Don’t expect life to be only full of peace, joy and happiness. Expect some disappointments and struggles. If you face life this way then when the lows come you’ll not be surprised or disappointed. When you expect something like this to happen then the blow is not too hard to bear. I’m always encouraged by the words that we use at our funerals; “in the midst of life we are in death and who can we turn to but to you, O Lord, who are justly angered by our sins.” Our fortunes can suddenly change.

We have Job in the Old Testament as a perfect example. Job had everything that one could ask for. Suddenly he lost everything including his family. Job ended up sitting among ashes with sores covering his body. He was consoled by three friends but never did Job curse God or doubted God. In fact he said, “Though he slay me yet will I trust him.” (KJV). Only one who has a close relationship with God and knows God well and how he operates could say this. After a long time of enduring suffering the story ends up with everything being restored to him. As God sustained Job in the time of his sufferings, he will sustain you in your time of trial.

In the history of the Israelites, God was forever coming to save and rescue his children out of some sort of suffering.
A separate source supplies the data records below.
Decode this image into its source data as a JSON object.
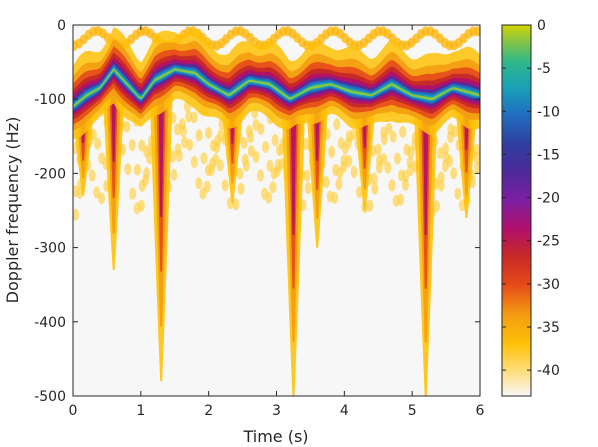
{
  "chart_data": {
    "type": "heatmap",
    "title": "",
    "xlabel": "Time (s)",
    "ylabel": "Doppler frequency (Hz)",
    "xlim": [
      0,
      6
    ],
    "ylim": [
      -500,
      0
    ],
    "xticks": [
      0,
      1,
      2,
      3,
      4,
      5,
      6
    ],
    "xtick_labels": [
      "0",
      "1",
      "2",
      "3",
      "4",
      "5",
      "6"
    ],
    "yticks": [
      0,
      -100,
      -200,
      -300,
      -400,
      -500
    ],
    "ytick_labels": [
      "0",
      "-100",
      "-200",
      "-300",
      "-400",
      "-500"
    ],
    "colorbar": {
      "range": [
        -43,
        0
      ],
      "ticks": [
        0,
        -5,
        -10,
        -15,
        -20,
        -25,
        -30,
        -35,
        -40
      ],
      "tick_labels": [
        "0",
        "-5",
        "-10",
        "-15",
        "-20",
        "-25",
        "-30",
        "-35",
        "-40"
      ]
    },
    "ridge": {
      "t": [
        0.0,
        0.2,
        0.4,
        0.6,
        0.8,
        1.0,
        1.2,
        1.5,
        1.8,
        2.0,
        2.3,
        2.6,
        2.9,
        3.2,
        3.5,
        3.8,
        4.1,
        4.4,
        4.7,
        5.0,
        5.3,
        5.6,
        6.0
      ],
      "f": [
        -110,
        -95,
        -85,
        -60,
        -80,
        -100,
        -75,
        -60,
        -65,
        -80,
        -95,
        -75,
        -80,
        -100,
        -85,
        -80,
        -90,
        -95,
        -80,
        -95,
        -100,
        -85,
        -95
      ]
    },
    "spikes": [
      {
        "t": 0.15,
        "f_min": -230
      },
      {
        "t": 0.6,
        "f_min": -330
      },
      {
        "t": 1.3,
        "f_min": -480
      },
      {
        "t": 2.35,
        "f_min": -240
      },
      {
        "t": 3.25,
        "f_min": -500
      },
      {
        "t": 3.6,
        "f_min": -300
      },
      {
        "t": 4.3,
        "f_min": -250
      },
      {
        "t": 5.2,
        "f_min": -500
      },
      {
        "t": 5.8,
        "f_min": -260
      }
    ],
    "grid": false,
    "colormap": "parula-like: white → yellow → orange → red → magenta → purple → blue → teal → green-yellow"
  }
}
So take heart and hang in there in your suffering and trust God for break-through.

There are many other examples I can cite of those who went through suffering and came out stronger and firmer in their faith. What about Horatio Spafford, the one who wrote that beautiful Hymn, “It is well; it is well, with my soul”? Like a modern day Job, he lost everything and almost his entire family but after that tragedy he penned that hymn. The first verse goes as follows:-

When peace like a river, attendeth my way,
When sorrows like sea billows roll
Whatever my lot, thou hast taught me to say
It is well, it is well, with my soul.

Sometimes suffering does test our faith and makes it stronger. It is like the refiners’ fire that turns our faith from impure to pure metal. The more we suffer the more closer we draw to Christ and identify with him in his suffering. If we can live out our faith in times of suffering then we can live it out at any time.

So may I remind you again of the three things God want for us.

  1.  to cast all our cares and anxiety on Jesus for he cares for us.
  2. After the suffering which is brief God will restore, establish and strengthen us, and
  3. All power belongs to him for ever and ever. Amen

The last point reminds us, especially during this time of Ascension,  that Jesus is King. He is ruler of the entire universe and he reigns for ever. 

May God bless you and protect you. May he see you through this time of covid-19 and the lock down?

To him be all glory, praise, power and dominion. Amen.